Further to this, the government needs to put in place a telecom policy that could be instrumental in regulatory guidance and support which would impact faster roll-outs of the services at reasonable tariffs. Unlike 3G auction mechanism, where spectrum licences were bought by operators had extremely high bids leaving precious little CAPEX for network roll outs and resulting in high and unreasonable tariffs (for recovery of investment), government needs to play a more inclusive role in successful 4G LTE roll outs. In the 3G auction case, the only winner was the government who made a handsome lot through the bidding process. This time, the government could keep the bids controlled, lease the spectrum, sponsor the networks infrastructure (or cost share) and foster network infrastructure sharing arrangements between the service providers. This would leave a pool for the Telecom sector where investments could be made into value added ancillary services which would promote usage of the network.
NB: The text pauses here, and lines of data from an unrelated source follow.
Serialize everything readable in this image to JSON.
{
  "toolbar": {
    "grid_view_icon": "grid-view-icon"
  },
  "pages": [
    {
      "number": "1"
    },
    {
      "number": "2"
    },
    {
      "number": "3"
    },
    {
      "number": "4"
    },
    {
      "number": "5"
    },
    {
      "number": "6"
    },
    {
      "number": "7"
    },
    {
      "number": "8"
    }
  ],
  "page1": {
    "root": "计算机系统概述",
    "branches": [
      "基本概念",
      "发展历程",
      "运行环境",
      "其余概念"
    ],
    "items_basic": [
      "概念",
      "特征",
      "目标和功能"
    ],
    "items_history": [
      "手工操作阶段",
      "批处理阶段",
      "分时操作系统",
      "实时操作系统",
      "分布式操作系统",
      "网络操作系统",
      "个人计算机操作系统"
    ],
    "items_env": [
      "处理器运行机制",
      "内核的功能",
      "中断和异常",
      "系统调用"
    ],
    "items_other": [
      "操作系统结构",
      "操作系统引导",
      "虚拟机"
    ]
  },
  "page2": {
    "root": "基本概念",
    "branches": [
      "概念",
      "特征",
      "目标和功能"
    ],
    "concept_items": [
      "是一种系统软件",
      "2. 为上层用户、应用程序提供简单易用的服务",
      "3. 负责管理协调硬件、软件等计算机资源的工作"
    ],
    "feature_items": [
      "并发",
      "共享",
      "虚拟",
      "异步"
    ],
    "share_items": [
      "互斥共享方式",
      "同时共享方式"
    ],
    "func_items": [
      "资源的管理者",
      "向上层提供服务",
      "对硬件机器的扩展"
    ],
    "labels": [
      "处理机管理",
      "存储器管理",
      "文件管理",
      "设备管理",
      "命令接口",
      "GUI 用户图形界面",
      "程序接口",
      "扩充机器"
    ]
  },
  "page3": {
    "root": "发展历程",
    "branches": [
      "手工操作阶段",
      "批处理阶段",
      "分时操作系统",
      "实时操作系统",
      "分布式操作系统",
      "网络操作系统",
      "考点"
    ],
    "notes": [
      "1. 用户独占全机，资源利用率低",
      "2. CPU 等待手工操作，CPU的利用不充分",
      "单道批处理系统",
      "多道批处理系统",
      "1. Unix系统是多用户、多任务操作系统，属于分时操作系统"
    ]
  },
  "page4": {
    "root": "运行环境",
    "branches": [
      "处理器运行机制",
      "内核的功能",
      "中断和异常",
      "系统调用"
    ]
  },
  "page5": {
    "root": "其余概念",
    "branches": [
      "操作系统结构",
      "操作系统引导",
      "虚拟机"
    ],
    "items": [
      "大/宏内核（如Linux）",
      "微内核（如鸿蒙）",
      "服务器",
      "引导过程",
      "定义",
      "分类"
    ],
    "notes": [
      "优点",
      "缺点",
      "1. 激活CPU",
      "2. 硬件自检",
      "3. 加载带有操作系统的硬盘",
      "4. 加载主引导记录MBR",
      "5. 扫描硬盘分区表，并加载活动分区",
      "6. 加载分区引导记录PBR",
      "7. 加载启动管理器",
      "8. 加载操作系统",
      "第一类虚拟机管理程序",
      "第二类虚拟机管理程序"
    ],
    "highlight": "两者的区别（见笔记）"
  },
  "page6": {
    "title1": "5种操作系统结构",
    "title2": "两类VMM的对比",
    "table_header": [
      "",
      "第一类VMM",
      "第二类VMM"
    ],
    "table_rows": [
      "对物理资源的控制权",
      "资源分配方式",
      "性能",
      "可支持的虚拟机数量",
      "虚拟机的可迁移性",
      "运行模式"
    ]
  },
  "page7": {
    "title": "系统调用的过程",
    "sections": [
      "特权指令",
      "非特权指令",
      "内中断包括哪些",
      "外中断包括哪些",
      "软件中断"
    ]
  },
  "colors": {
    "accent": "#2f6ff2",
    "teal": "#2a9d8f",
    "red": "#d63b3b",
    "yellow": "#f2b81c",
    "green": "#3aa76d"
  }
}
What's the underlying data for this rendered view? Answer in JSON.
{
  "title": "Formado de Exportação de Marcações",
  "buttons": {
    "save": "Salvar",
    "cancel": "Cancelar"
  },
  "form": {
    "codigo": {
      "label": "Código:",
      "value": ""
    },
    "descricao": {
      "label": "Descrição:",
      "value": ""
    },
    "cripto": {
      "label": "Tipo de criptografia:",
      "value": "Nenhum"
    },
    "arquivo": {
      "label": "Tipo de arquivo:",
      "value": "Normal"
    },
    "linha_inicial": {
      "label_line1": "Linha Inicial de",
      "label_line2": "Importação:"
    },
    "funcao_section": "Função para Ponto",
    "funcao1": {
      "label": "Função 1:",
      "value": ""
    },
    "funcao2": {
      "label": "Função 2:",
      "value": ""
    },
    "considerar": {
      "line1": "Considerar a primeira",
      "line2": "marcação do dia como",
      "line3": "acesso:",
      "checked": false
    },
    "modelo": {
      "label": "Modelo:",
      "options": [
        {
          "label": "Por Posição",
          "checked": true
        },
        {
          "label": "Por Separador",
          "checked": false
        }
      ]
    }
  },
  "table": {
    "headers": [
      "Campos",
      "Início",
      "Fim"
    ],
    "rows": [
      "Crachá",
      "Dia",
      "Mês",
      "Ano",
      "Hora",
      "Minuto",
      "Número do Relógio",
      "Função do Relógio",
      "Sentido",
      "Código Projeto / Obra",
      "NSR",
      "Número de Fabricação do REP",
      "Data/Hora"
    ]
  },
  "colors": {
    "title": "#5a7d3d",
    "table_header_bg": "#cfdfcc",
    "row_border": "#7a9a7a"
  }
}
Besides enterprise segments, some operators might also be looking at the rural market initially for LTE services. Experts believe that it will be sometime before Indian operators expect returns from this new service. They might have made huge investments, but right now it is unclear as to how long the investment will take to make profit.

Is there a Business case for LTE in India? (Part I)

Posted in Industry updates by Manas Ganguly on October 20, 2011

This post is the first of a two part series on the scenario around LTE network deployments in India.

Ten years of trailblazing performances and more, the Indian Telecom story needs a new super hero. This is necessitated by the demands of the bandwidth starved data hungry customers are placing an inordinate amount of pressure on the spectrum. The Indian government has been instrumental and forward planning to meet the challenges of increased data bandwidths. That is where 4G LTE services hold out a promise to provide super speed technology on high bandwidth spectrum.

Despite the initial success in field trials, a key question facing the operators is the financial viability and the unclear business models surrounding this emerging technology. Though the industry remains gung-ho about the potential of LTE TDD, it is imperative that the industry evaluates certain critical factors to decide on the business case of the technology. Of the 160 million broadband connections expected by the end of 2014, a good percentage is to come from LTE services which is expected to drive 60 per cent of next level mobile broadband growth.

However, post the lukewarm response to 3G, experts believe that operators need to have a viable business model, clear go-to-market strategy and a marketing campaign designed to target specific segments, niches and user segments of the society to make a business case from the soon-to-be launched Long Term Evolution Time Division Duplex (LTE TDD) technology. There has to be a proper strategy in place to make sure that all investment-related decisions (for LTE TDD) are being taken after due consideration. Operators are yet to make 3G a true business case in India, and if proper targets are not set, many operators may find it challenging to survive.

Contrarian to the earlier view, analysts also believe, what works in favor of operators in India is the relative lukewarm response to 3G, which leaves a lot of scope for LTE to make headway. However, on the flip-side, discouraging numbers for 3G uptake is likely to have some impact on LTE roll-out as well. If 3G has been unable to set the mobile broadband segment on fire in the country, what is it that LTE would offer which will make customers embrace it.